In light of the new legislation, manufacturers may find themselves having to turn away business.

“If I get a £1m order I’m not going to be able to service that because I can’t get the staff now,” said Scott Mitchell general manager at Milton-Keynes based DNA Manufacturing. “I’m going to be forced to look for British people but if I do that, they’re all at retirement age because the industry [went off-shore] so long ago and there’s no training in it any more.”

He said DNA Manufacturing is now hoping for Scotland to gain independence and rejoin the EU so they can relocate the business: ”Otherwise we will look to wind the business up in the next few years. The government is not doing its due diligence. I’m flabbergasted as to why they are not looking at our industry with more detail, or if they have why they have made these decisions. It doesn’t make sense to a logical human being.”

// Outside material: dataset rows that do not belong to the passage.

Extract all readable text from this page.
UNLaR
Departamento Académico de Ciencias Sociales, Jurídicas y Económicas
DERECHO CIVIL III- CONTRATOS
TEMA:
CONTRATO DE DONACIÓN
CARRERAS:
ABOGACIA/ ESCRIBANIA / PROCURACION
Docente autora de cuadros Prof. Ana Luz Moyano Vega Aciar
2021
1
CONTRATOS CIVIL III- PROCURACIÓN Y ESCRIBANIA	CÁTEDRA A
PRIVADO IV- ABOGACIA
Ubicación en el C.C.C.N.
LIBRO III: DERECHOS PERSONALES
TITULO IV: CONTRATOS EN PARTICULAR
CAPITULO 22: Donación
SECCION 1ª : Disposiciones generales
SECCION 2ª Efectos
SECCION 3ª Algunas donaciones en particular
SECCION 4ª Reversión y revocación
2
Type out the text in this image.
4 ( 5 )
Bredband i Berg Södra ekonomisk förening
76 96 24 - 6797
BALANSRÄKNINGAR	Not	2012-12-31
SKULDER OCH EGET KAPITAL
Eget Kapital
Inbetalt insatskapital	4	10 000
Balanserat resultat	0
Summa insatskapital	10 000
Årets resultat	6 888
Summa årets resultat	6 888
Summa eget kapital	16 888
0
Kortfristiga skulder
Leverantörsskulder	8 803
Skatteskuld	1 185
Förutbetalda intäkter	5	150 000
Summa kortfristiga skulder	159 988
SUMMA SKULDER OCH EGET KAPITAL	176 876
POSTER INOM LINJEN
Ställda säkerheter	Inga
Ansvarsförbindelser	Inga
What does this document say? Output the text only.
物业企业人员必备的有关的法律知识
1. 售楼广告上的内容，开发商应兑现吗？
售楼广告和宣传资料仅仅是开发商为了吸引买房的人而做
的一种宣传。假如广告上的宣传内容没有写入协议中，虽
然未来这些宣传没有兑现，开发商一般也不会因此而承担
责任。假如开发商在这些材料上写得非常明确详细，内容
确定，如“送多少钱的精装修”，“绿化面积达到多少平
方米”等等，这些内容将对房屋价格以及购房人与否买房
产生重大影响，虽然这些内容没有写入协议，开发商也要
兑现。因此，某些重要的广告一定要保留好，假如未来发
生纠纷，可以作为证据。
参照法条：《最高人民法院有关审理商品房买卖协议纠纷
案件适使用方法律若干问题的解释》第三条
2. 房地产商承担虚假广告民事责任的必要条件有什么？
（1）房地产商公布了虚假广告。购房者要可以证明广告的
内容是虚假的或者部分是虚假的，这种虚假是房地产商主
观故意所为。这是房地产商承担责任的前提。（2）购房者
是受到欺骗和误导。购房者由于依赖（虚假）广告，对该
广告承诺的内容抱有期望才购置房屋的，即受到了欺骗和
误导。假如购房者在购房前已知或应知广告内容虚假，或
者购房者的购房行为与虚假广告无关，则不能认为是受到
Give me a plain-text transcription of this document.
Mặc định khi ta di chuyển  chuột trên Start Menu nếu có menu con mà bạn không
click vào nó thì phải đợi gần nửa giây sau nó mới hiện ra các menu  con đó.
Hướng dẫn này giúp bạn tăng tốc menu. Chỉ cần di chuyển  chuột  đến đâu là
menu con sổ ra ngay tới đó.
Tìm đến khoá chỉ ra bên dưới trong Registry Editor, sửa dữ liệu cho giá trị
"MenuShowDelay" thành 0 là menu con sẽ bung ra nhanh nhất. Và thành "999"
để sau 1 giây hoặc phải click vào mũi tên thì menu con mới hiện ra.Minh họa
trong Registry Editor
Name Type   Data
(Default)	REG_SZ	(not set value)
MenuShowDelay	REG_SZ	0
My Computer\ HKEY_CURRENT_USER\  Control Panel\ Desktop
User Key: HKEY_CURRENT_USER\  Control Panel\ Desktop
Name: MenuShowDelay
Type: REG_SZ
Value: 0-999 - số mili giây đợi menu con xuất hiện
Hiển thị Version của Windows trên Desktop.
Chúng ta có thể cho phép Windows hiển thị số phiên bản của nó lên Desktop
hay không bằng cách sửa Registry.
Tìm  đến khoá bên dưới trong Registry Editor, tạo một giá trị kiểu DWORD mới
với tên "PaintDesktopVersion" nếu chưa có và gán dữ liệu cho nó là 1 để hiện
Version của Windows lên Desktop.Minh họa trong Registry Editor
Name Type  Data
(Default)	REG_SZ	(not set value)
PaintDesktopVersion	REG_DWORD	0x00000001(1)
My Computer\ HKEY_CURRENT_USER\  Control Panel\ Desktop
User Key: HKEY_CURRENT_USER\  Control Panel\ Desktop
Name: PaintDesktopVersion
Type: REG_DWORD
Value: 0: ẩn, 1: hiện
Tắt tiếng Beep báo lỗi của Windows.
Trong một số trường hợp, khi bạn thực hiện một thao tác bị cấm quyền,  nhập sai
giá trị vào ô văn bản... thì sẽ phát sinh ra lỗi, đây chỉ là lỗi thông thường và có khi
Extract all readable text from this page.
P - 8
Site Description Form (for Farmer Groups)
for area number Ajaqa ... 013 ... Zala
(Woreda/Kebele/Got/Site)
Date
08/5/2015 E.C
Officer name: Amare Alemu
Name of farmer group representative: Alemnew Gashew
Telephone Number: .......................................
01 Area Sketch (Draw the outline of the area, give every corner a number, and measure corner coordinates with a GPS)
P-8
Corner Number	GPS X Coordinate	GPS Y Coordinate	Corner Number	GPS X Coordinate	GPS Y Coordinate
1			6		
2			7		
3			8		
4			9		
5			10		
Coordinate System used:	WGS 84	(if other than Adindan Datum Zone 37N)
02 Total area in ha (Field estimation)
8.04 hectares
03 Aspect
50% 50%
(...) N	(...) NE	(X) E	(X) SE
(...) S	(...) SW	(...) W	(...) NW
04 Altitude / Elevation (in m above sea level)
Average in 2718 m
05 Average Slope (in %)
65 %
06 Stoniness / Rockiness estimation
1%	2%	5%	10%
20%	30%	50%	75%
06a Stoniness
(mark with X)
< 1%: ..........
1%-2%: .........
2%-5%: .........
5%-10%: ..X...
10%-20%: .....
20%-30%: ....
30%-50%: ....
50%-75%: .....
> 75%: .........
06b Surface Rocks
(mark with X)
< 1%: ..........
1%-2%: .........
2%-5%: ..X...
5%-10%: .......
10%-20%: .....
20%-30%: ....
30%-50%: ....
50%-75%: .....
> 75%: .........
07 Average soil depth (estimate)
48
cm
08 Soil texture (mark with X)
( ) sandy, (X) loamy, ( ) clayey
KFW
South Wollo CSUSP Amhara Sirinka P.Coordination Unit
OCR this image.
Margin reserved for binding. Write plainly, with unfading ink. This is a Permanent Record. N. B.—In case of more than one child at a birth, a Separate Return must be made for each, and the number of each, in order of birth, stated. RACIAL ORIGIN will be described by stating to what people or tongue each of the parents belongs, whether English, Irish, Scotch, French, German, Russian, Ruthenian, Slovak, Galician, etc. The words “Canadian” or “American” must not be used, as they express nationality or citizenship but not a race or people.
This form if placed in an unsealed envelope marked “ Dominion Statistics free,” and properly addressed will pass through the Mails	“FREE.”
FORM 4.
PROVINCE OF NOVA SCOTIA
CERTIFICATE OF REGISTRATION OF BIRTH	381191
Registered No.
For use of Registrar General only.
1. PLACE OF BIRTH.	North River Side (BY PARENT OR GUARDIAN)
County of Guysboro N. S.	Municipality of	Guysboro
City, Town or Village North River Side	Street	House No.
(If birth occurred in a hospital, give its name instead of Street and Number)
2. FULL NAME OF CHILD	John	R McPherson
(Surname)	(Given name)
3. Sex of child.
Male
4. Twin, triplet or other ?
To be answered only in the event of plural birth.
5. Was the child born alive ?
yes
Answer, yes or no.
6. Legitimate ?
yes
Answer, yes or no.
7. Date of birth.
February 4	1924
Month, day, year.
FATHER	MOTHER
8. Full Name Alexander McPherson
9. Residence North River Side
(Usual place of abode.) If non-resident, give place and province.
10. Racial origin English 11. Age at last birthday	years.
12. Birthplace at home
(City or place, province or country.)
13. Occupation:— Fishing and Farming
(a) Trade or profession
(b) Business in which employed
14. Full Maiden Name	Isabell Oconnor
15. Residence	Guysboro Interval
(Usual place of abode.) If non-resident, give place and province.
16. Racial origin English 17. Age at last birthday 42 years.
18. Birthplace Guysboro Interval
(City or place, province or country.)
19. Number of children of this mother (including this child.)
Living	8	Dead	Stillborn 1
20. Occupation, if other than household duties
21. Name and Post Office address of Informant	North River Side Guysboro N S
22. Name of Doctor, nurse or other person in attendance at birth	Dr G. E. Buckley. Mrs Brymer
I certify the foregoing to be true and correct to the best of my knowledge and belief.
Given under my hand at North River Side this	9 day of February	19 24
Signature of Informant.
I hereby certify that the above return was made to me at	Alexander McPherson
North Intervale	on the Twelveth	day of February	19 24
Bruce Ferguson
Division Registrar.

Adam Mansell, CEO of the UK Fashion and Textile Association echoed the industry’s discontent and branded the new points-based system a “concern”: ”There is currently a significant shortage of skilled machinists in the fashion manufacturing sector. Our manufacturers rely on highly skilled workers, particularly from eastern Europe, and while these workers are highly skilled they may not have any formal qualifications.

”There is a growing interest in UK manufacturing capability and any restrictions to recruiting new talent poses a barrier to meeting that new demand. UKFT has been instrumental in ensuring that new apprenticeships are available to train the next generation of skilled workers but it takes time to recruit and train staff and the timescales of the new system mean that the shortfall in skilled staff will continue to limit the growth of the sector for some time to come.”